The story is incredibly simple: Irish street musician meets a Czech immigrant/pianist, they write and sing songs together and there's a bit of a romance going on. Director John Carney used a long lens, so the whole film has the feel of a homemade documentary. I read somewhere later that the film was made on a shoestring budget of $160,000 after major producers pulled their funding when Cillian Murphy--originally the lead--backed out of the project. So they ended up casting Glen Hansard--lead singer/guitarist of the Irish band the Frames--who was writing the songs for the film anyway. I'm glad Cillian Murphy wasn't it... Creepy Scarecrow from Batman or Psycho from Red Eye. No thanks, man.

I think the scene that seems to be the most memorable and popular among the critics and bloggers in the "Music Store Scene." And with good reason. I think if you've ever sat down with another musician and shared your songs with each other and felt that immediate chemistry, like everything corresponds and fits instantly, that is the exact moment and experience that is captured in that scene. That's pretty much only happened to me once, maybe twice.

Totally did not intend that pun by the way.

Anyway, just a warning... not everybody is going to like this film... This is for all you people that hate it when someone hypes up an independent movie (a la Garden State or Juno) and then you watch it and you're disappointed and if it hadn't been hyped up there's a good chance you would've enjoyed it more...

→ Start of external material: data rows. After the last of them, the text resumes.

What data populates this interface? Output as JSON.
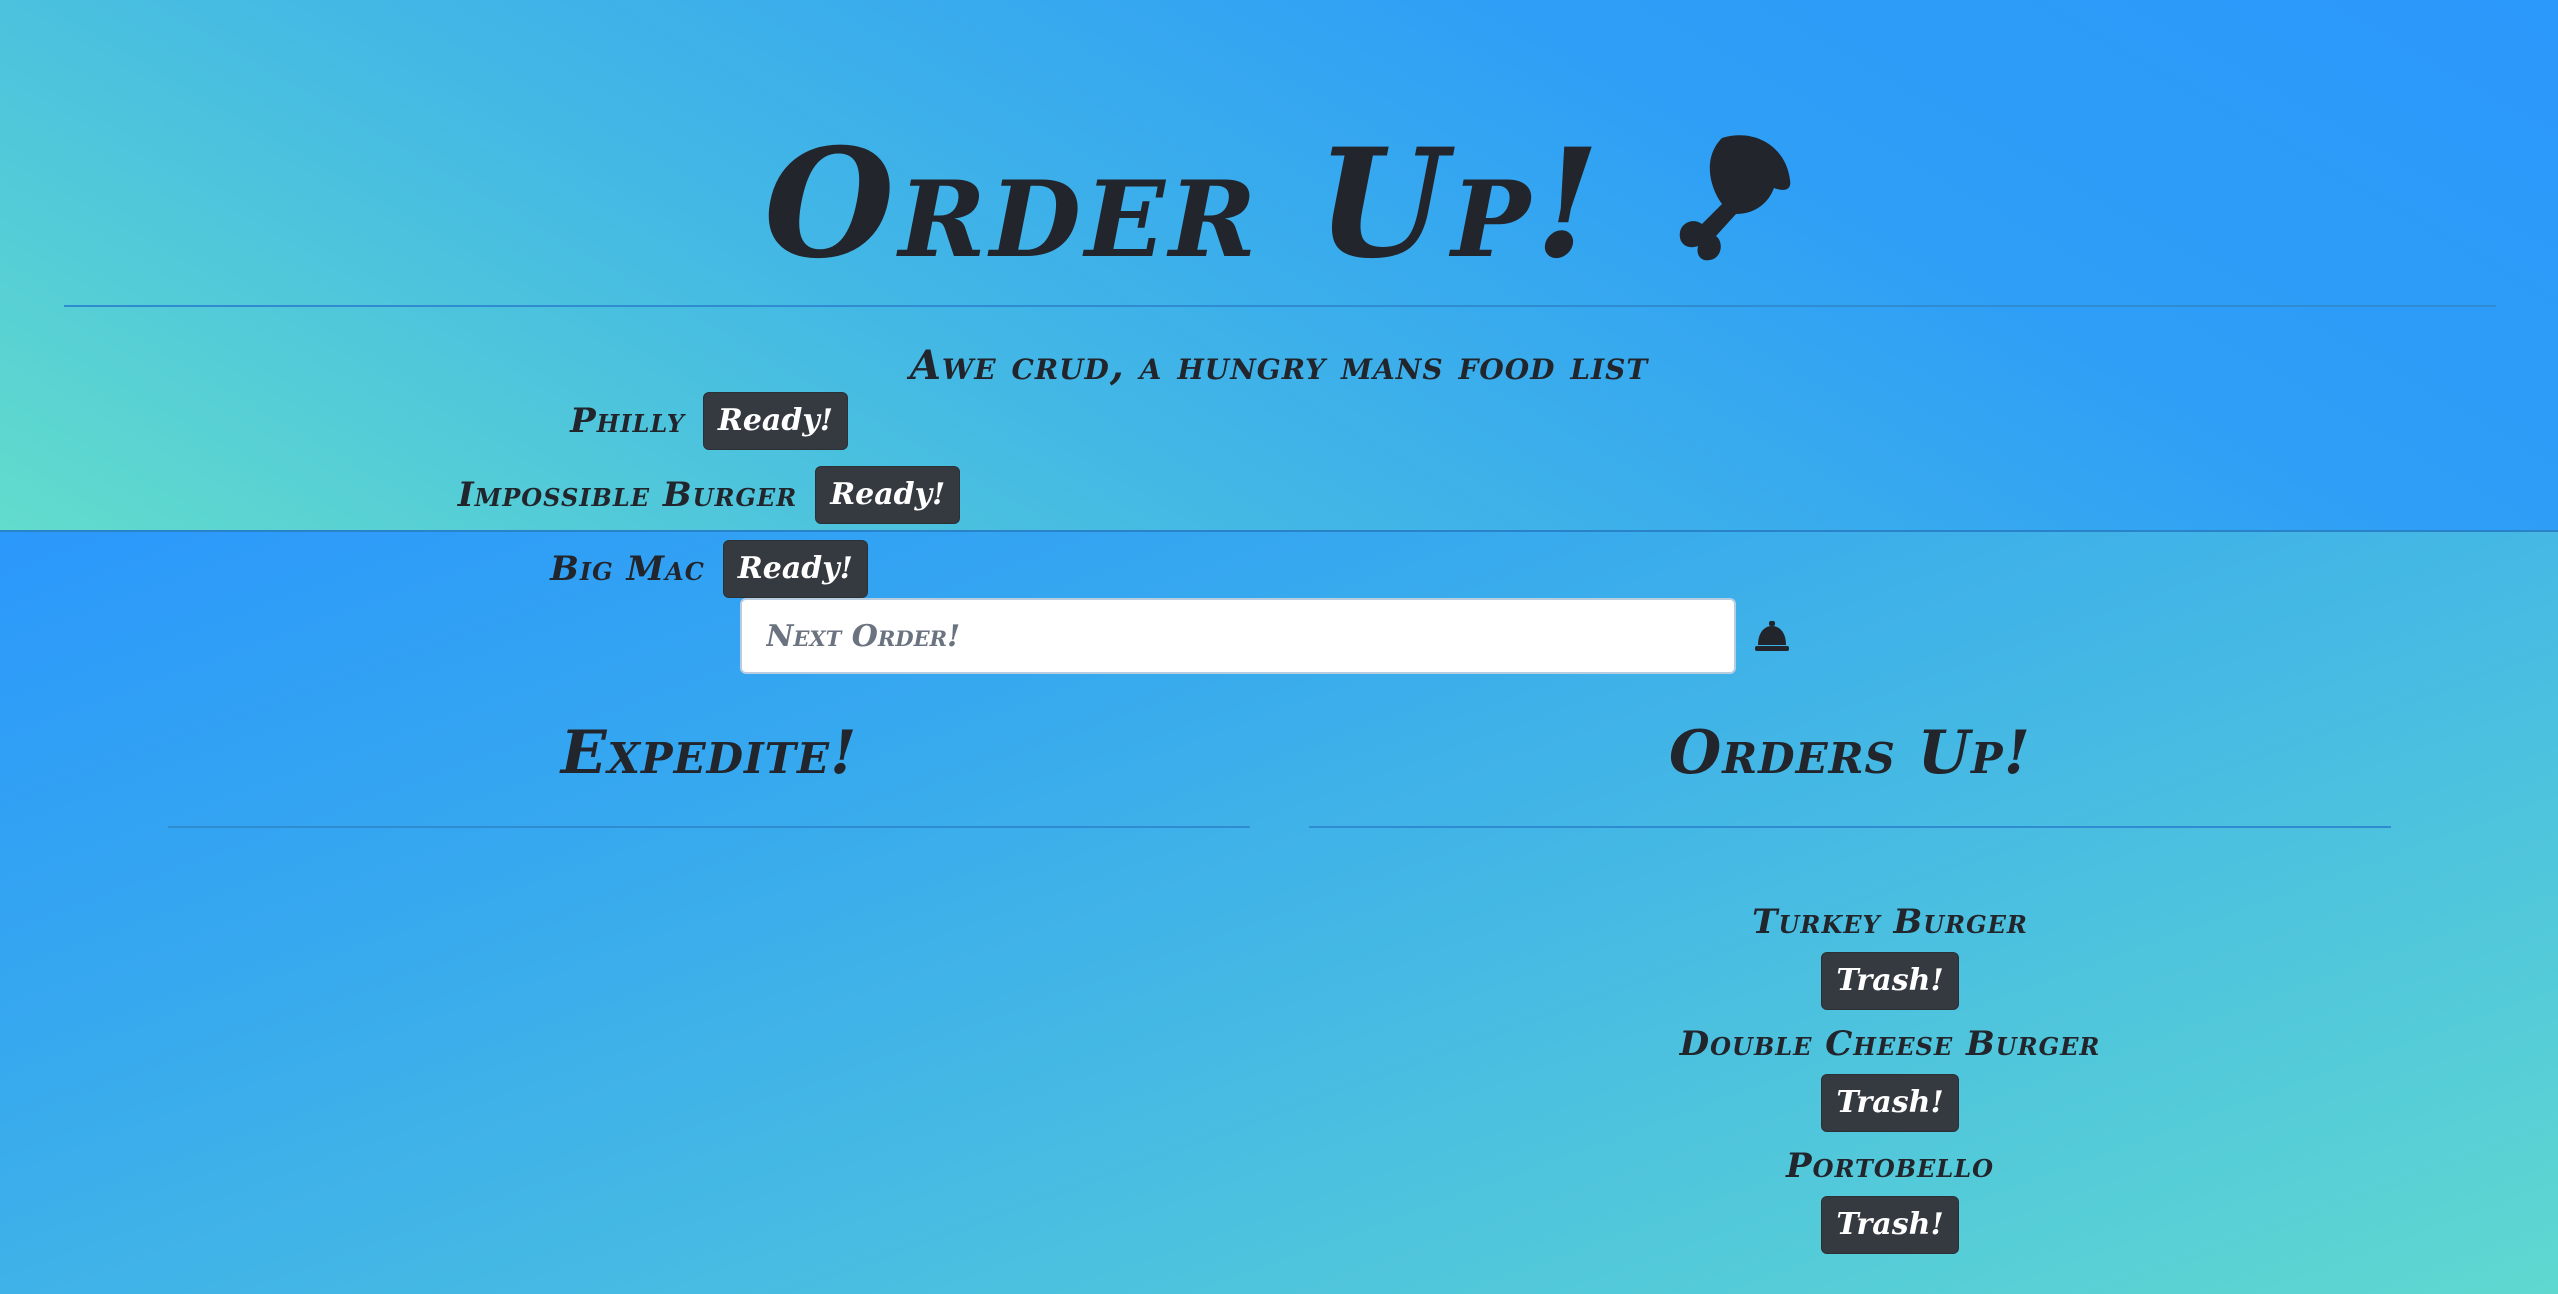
{
  "header": {
    "title": "Order Up!",
    "title_icon": "drumstick-icon",
    "subtitle": "Awe crud, a hungry mans food list"
  },
  "order_form": {
    "placeholder": "Next Order!",
    "value": "",
    "submit_icon": "bell-icon"
  },
  "expedite": {
    "title": "Expedite!",
    "items": [
      {
        "name": "Philly",
        "button": "Ready!"
      },
      {
        "name": "Impossible Burger",
        "button": "Ready!"
      },
      {
        "name": "Big Mac",
        "button": "Ready!"
      }
    ]
  },
  "orders_up": {
    "title": "Orders Up!",
    "items": [
      {
        "name": "Turkey Burger",
        "button": "Trash!"
      },
      {
        "name": "Double Cheese Burger",
        "button": "Trash!"
      },
      {
        "name": "Portobello",
        "button": "Trash!"
      }
    ]
  },
  "colors": {
    "text": "#22252b",
    "button_bg": "#343a40",
    "gradient_blue": "#2b98fb",
    "gradient_teal": "#62dccc"
  }
}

I did like Juno, as a side note. But that may be a different blog.

There's hardly any dialogue in Once--and where there is, it often consists of strong, hearty Irish (or Czech) f-bombs a plenty; however, music mainly carries the story along. I'm sure some people out there expecting popcorn fluff and special effects will find it boring, but I thought it was an amazing film with a lot of heart that felt really true to life.

The film's two leads Glen Hansard and Marketa Irglova recorded an album as a group called The Swell Season and it features a lot of the music from the film. The funny thing is the music is not necessarily intricate or technically impressive... they just play and sing and write with a lot of passion and poignancy and emotion.

My only regret is that I didn't find about this earlier last year. Maybe then I could've caught them in their tour of the U.S. That's what I get for eschewing the Enzian all summer long, right? Blast.

P.S. You can listen to an entire concert of them online here. They play a bunch of their songs and also a Van Morrison cover of Into the Mystic and Bob Dylan's You Ain't Goin' Nowhere.